On June 18, Amazon (NASDAQ:AMZN) launched its first smartphone, the Fire, as an AT&T exclusive. The phone costs $199.99 for the 32 GB version with a two-year contract, which is on par with other top of the line smartphones, the iPhone 5S (16 GB) and priced $100 above the 16 GB Galaxy S5 and the Nokia Lumia 1520. Its other specifications - 4.7" HD display, 13 MP camera, 2 GB RAM and 2.2 GHz quad-core processor - are at or below par with these phones.
Jeff Bezos is fond of saying that he sees opportunity in other companies' margins, and I am surprised that the phone is not that competitive from a price point perspective.
The major feature of the phone that has been heavily touted is the "Dynamic Perspective", which is supposed to open up a new class of immersive apps and games, and allow for one-handed navigation. Time will tell if this is a real innovation or mere gimmickry.
More importantly, mainstream consumers will not be able to access the Google Play store (without rooting the device and potentially voiding the warranty). Amazon for obvious reasons would like to sell all content through the Amazon app store. The Amazon app store has tripled in size from last year and now contains 240,000 apps. However, this is barely a fraction of the Apps on iOS and Google Play (1.2 Million) as of June. As a result, I believe that customers who have substantially invested in either of these ecosystems will not be interested in the Fire Phone. Even new customers will hesitate to buy the phone if it does not run the key apps they are interested in - witness the struggles of the Windows Phones, in spite of their great hardware and imaging capabilities.
Due to these factors, I believe that the Fire phone will not be a hit in terms of sales. However, I think Amazon does not plan for that either. The Fire phone is squarely designed to bring in customers to its $99/year Prime subscription service by offering a year for free. Amazon continues to add value to the subscription, recently adding access to over a million songs through Prime music. A Prime subscriber tends to be very sticky, and Amazon sees a significant increase in purchasing behavior and transactions once they onboard a customer to the service.
Amazon is betting that a large portion of its customers, once they try a year of Prime membership for free, will see enough value in the service to stay on. It obviously has great analytics on the customer lifecycle and value of Prime customers relative to others, and is willing to invest to bring them into the fold. It will then be able to spread the (largely fixed) cost of content acquisition over a larger user base, as well as benefit from the increased gross margin derived from customers moving a larger portion of their purchases to Amazon to benefit from free two-day shipping. Once the marginal cost of shipping becomes zero after paying the subscription, Amazon's 1-click ordering process becomes much more attractive than visiting the grocery store.
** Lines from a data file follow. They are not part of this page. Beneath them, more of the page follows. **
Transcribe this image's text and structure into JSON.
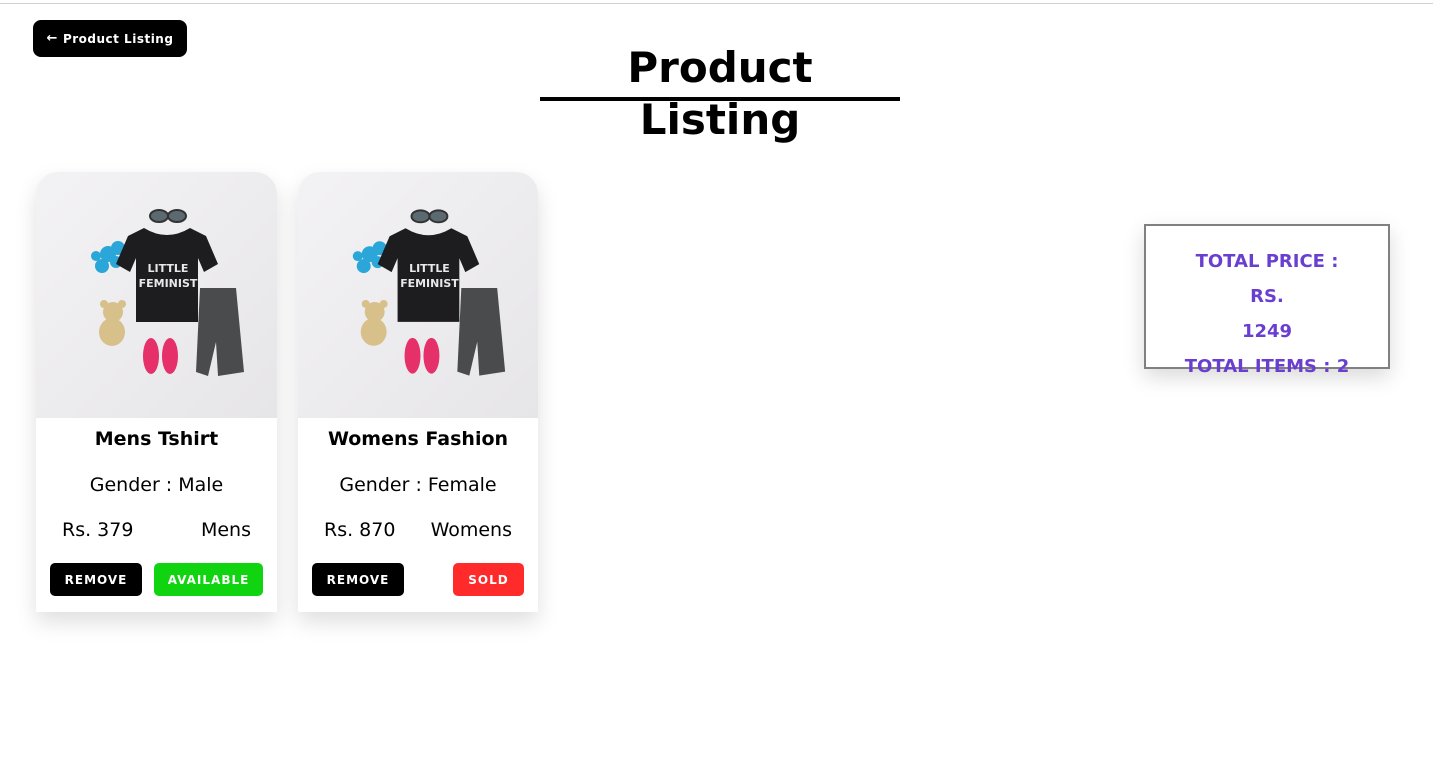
{
  "header": {
    "back_button_arrow": "←",
    "back_button_label": "Product Listing",
    "page_title": "Product Listing"
  },
  "products": [
    {
      "name": "Mens Tshirt",
      "gender_text": "Gender : Male",
      "price_text": "Rs. 379",
      "category": "Mens",
      "remove_label": "REMOVE",
      "status_label": "AVAILABLE",
      "status_color": "#10d410",
      "image_icon": "kids-outfit-flatlay-image",
      "shirt_text_line1": "LITTLE",
      "shirt_text_line2": "FEMINIST"
    },
    {
      "name": "Womens Fashion",
      "gender_text": "Gender : Female",
      "price_text": "Rs. 870",
      "category": "Womens",
      "remove_label": "REMOVE",
      "status_label": "SOLD",
      "status_color": "#ff2a2a",
      "image_icon": "kids-outfit-flatlay-image",
      "shirt_text_line1": "LITTLE",
      "shirt_text_line2": "FEMINIST"
    }
  ],
  "summary": {
    "total_price_line": "TOTAL PRICE : RS.",
    "total_price_value": "1249",
    "total_items_line": "TOTAL ITEMS : 2",
    "text_color": "#6a3fd0"
  }
}
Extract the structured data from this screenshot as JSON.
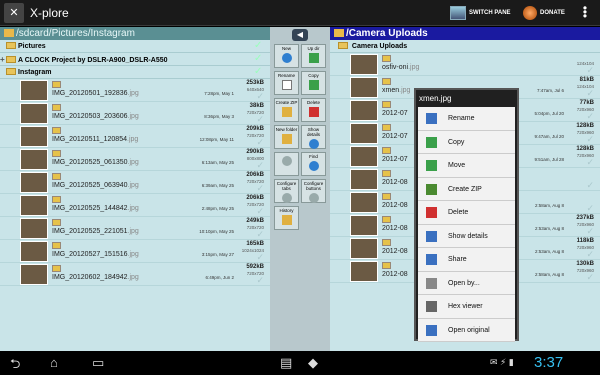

The US smartphone market has around 160 million subscribers. For every 1 million units of the Fire phone (less than 1% of the market), assuming a 25% incremental attach rate to Prime, means an additional 250,000 Prime subscribers. If you assume an average check of $500/year from Amazon, at 20% gross margins, this would yield $200 in incremental gross margin per customer ($100 from the subscription and $100 from shopping). By this rough math, 1 million units would bring in $50 million of incremental gross margin per year to Amazon. As long as Amazon continues to add value to the service and maintain its retention numbers, every succeeding year of phone sales just adds to the base of Prime customers and gross margins.
I wrote earlier that Amazon still has significant growth opportunities ahead of it - based on my analysis above, the launch of the Fire phone is another brilliant move from Bezos to tie everything around Prime. He is not looking for millions of people to buy his phone - just enough that attach to his service.
Disclosure: The author has no positions in any stocks mentioned, and no plans to initiate any positions within the next 72 hours. The author wrote this article themselves, and it expresses their own opinions. The author is not receiving compensation for it (other than from Seeking Alpha). The author has no business relationship with any company whose stock is mentioned in this article.
Additional disclosure: I am short AMZN puts.